How to Invest Regardless of the Latest Headline
Investing should be for the long term, not a race to react to the latest headlines or try to plan for the future based on fears. How should you invest for the long term, regardless of the endless series of political crises?
Investing Regardless of the Headlines
- Eliminate the risk of holding your investments. Pay off any margins or debts against your holdings. This improves your profit margin and reduces the risk of not being able to pay back debts.
- Follow the trend, not the latest headline. If the debt rating of a nation keeps declining despite interventions, cut your losses and sell any bond funds holding that nation’s stock. If you rely on news reports to decide to buy or sell, you've acted hours or even days after the institutional investors have acted.
- Diversify to minimize risk by investing beyond your own borders. Owning international stock funds or bond funds is one solution. However, you should be careful to own bonds or stock funds across the entire world, such as an Asian fund and a European fund. Do not invest in a single continent.
- If you are invested in stocks, hold the stocks of blue chip companies with an international portfolio. Coca-Cola, Pepsi, Caterpillar and other brand name stocks that sell products around the world and in many different currencies are a good investment. When one nation’s economy falters, the large international company still makes money in other nations. When one currency devalues, they can adjust their prices or ship in product from surrounding nations. Being global isolates them from national and regional financial crises.
How to Avoid Investing Mistakes
- Don’t jump to invest in a country with a high rate of return. If a country has a history of defaulting on its debt as several South American nations have, don’t invest money there since the interest reflects the risk.
- Don’t day trade based on the latest financial news articles. By the time you’ve read it, the market has already reacted and you’re selling low or buying high.
- Stick with dollar cost averaging or periodic portfolio balancing to avoid peaks, troughs and the stress of trying to act appropriately in the face of the latest headlines.
- Do not make investments that don’t make sense in calmer periods. If you wouldn’t buy that investment if the headlines did not proclaim an impending disaster, you should not buy it at all.
- Set up automatic price points to sell investments so that you don't have to watch the news for a reason to bail out of a stock.

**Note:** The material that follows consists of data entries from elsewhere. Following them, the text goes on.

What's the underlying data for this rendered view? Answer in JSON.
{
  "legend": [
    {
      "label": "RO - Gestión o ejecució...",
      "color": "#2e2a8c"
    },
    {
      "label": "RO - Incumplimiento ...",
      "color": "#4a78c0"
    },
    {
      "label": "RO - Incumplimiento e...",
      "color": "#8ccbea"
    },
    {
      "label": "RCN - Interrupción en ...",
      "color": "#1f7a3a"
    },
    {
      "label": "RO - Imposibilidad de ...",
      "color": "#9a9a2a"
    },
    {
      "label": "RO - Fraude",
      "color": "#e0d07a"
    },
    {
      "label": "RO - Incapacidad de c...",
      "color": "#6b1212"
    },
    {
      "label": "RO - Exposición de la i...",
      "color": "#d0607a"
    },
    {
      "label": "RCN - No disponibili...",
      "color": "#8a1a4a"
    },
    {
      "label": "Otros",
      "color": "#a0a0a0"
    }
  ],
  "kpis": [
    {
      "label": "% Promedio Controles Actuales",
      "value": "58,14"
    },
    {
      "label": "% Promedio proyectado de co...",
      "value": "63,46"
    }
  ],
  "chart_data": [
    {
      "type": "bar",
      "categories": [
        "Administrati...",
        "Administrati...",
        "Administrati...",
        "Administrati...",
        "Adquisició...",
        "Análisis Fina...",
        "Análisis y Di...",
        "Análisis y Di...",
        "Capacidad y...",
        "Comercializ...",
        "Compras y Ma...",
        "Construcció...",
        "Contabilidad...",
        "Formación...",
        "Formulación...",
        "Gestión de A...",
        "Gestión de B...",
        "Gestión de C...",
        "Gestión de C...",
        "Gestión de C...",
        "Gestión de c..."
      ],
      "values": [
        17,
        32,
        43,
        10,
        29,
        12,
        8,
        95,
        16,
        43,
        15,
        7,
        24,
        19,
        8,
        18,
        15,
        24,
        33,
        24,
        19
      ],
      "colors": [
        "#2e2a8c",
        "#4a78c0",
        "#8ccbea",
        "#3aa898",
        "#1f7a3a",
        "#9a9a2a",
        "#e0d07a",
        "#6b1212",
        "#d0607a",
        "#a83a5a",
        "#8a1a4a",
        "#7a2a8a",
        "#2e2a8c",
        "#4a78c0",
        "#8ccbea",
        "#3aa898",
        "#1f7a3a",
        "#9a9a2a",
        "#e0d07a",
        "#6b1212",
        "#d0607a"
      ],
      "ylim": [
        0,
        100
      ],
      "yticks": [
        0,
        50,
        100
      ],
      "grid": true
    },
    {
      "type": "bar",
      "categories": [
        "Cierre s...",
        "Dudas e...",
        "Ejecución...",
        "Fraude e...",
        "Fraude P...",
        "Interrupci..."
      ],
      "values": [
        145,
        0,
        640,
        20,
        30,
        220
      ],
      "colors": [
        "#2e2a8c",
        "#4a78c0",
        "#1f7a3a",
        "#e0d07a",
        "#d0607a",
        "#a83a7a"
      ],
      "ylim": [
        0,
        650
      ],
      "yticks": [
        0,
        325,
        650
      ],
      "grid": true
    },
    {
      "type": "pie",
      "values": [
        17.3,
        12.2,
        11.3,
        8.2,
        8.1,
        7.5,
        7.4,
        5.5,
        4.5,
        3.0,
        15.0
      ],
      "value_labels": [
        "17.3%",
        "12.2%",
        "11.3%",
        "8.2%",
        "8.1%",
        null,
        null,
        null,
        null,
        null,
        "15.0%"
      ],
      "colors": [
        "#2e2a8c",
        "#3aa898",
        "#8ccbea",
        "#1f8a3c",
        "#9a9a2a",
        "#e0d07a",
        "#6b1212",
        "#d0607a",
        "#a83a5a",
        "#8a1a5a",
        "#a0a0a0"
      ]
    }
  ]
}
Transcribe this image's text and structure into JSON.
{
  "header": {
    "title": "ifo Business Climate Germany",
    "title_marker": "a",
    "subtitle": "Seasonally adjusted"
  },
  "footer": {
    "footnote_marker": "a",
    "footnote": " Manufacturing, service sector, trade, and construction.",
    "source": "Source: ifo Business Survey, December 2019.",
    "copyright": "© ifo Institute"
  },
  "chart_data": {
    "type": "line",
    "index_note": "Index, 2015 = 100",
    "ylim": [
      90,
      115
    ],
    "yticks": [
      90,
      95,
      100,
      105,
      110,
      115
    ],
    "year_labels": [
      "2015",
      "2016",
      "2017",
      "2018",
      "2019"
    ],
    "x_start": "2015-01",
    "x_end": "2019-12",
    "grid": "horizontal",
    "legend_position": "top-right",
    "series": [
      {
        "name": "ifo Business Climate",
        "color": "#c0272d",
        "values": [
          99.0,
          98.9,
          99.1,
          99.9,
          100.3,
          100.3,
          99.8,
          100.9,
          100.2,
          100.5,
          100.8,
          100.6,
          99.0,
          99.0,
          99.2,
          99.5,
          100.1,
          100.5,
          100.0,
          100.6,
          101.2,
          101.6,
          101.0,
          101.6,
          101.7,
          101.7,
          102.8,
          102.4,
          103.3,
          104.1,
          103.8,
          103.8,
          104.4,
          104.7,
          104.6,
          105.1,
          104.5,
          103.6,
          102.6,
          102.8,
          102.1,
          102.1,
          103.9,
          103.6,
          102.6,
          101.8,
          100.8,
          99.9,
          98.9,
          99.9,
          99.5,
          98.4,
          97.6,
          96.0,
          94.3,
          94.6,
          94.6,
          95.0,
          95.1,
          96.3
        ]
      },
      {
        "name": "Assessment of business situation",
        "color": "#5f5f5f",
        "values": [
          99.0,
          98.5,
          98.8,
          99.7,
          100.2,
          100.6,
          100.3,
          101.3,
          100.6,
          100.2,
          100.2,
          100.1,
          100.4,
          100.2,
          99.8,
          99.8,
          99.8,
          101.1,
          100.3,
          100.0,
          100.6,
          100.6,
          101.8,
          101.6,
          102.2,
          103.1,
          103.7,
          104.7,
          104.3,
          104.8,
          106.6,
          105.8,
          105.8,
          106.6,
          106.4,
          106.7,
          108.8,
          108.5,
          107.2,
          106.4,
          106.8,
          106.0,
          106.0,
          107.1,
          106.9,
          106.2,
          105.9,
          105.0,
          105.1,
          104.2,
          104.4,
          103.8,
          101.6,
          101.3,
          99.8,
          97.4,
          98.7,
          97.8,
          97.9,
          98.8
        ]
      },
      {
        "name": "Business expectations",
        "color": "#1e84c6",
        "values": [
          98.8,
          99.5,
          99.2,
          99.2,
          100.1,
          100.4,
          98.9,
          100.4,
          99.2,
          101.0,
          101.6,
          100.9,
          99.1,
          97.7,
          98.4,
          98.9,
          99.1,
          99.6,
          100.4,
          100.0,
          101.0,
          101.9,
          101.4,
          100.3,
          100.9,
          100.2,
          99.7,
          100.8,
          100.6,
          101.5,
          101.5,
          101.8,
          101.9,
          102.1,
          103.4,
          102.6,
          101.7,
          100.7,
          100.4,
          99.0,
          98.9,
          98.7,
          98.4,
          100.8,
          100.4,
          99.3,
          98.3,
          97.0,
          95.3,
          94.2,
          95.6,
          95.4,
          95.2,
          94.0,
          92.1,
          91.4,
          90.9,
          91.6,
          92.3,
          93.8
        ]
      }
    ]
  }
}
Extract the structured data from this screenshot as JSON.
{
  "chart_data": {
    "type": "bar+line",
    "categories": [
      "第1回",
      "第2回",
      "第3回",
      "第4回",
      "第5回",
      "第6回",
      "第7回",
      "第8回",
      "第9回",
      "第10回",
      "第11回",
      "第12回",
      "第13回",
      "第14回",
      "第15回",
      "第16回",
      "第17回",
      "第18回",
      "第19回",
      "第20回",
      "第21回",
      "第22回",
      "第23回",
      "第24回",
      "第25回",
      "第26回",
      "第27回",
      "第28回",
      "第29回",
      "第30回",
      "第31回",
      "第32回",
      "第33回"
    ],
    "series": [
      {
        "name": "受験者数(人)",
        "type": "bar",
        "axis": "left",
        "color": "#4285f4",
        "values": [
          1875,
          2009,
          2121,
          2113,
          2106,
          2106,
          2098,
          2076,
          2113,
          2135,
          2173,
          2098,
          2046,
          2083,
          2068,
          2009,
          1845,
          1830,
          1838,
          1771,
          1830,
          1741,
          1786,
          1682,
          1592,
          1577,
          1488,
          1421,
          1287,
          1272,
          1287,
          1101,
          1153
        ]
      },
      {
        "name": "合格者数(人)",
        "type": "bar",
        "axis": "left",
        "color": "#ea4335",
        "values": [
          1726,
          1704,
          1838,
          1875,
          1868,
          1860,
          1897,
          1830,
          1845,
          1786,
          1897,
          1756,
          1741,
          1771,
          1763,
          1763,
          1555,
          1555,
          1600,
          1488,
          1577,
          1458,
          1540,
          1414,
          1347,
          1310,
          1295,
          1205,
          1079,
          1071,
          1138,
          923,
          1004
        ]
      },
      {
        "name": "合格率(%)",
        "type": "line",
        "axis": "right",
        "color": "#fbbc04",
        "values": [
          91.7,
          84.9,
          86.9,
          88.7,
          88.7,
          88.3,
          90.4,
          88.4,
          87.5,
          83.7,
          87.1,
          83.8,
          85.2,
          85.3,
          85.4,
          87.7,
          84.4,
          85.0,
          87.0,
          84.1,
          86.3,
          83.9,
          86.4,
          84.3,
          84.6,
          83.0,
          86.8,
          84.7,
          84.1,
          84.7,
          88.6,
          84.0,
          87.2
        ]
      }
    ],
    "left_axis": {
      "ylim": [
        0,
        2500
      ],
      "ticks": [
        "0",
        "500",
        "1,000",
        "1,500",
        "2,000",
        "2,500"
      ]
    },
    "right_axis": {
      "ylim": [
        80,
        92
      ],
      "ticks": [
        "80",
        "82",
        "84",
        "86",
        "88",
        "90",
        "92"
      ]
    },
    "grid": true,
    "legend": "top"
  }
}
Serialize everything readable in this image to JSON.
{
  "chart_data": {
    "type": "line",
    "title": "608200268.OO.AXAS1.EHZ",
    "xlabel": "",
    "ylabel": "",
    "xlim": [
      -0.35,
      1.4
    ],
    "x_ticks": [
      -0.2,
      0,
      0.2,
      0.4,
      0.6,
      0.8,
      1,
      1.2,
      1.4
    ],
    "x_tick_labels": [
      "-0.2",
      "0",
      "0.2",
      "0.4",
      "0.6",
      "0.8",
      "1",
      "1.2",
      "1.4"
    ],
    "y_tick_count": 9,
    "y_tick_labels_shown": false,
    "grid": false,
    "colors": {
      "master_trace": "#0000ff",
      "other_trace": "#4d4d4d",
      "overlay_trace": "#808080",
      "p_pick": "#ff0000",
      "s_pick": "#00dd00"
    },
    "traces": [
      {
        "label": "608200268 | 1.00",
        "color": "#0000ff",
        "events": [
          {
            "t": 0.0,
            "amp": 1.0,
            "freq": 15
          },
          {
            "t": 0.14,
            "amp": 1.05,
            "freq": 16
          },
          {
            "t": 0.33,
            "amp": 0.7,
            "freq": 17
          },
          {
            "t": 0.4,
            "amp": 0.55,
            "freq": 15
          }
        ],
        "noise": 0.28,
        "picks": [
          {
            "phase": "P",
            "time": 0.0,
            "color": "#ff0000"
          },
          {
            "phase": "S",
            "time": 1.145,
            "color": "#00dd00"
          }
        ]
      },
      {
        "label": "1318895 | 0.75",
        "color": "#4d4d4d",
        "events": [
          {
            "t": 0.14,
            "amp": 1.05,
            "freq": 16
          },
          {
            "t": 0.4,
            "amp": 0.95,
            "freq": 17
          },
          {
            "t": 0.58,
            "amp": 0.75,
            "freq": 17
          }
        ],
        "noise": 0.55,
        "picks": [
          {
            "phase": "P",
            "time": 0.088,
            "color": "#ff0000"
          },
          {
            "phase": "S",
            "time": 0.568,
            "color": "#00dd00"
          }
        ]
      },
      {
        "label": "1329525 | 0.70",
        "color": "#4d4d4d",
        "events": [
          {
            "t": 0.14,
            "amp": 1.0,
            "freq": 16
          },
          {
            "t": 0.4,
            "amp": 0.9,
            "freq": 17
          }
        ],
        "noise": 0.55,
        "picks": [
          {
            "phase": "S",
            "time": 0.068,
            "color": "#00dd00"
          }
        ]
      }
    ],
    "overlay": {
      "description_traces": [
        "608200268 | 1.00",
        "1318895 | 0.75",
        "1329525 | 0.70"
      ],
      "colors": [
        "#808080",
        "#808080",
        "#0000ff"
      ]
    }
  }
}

- Do not buy investments on margin, so you cannot be doubly burned by owing money on investments worth far less than when you bought them.
- Stay out of the foreign exchange market or Forex. Institutions use computers to buy and sell within fractions of a second when a threshold is reached; the vast majority of those who try to time Forex lose money, at a rate far worse than those who day trade stocks.
- If you want to invest in a country, buy an international mutual fund that holds significant holdings in that country or buy stock in companies that do extensive business there. You'll retain liquidity over buying stocks on their stock market and dramatically simplify tax reporting.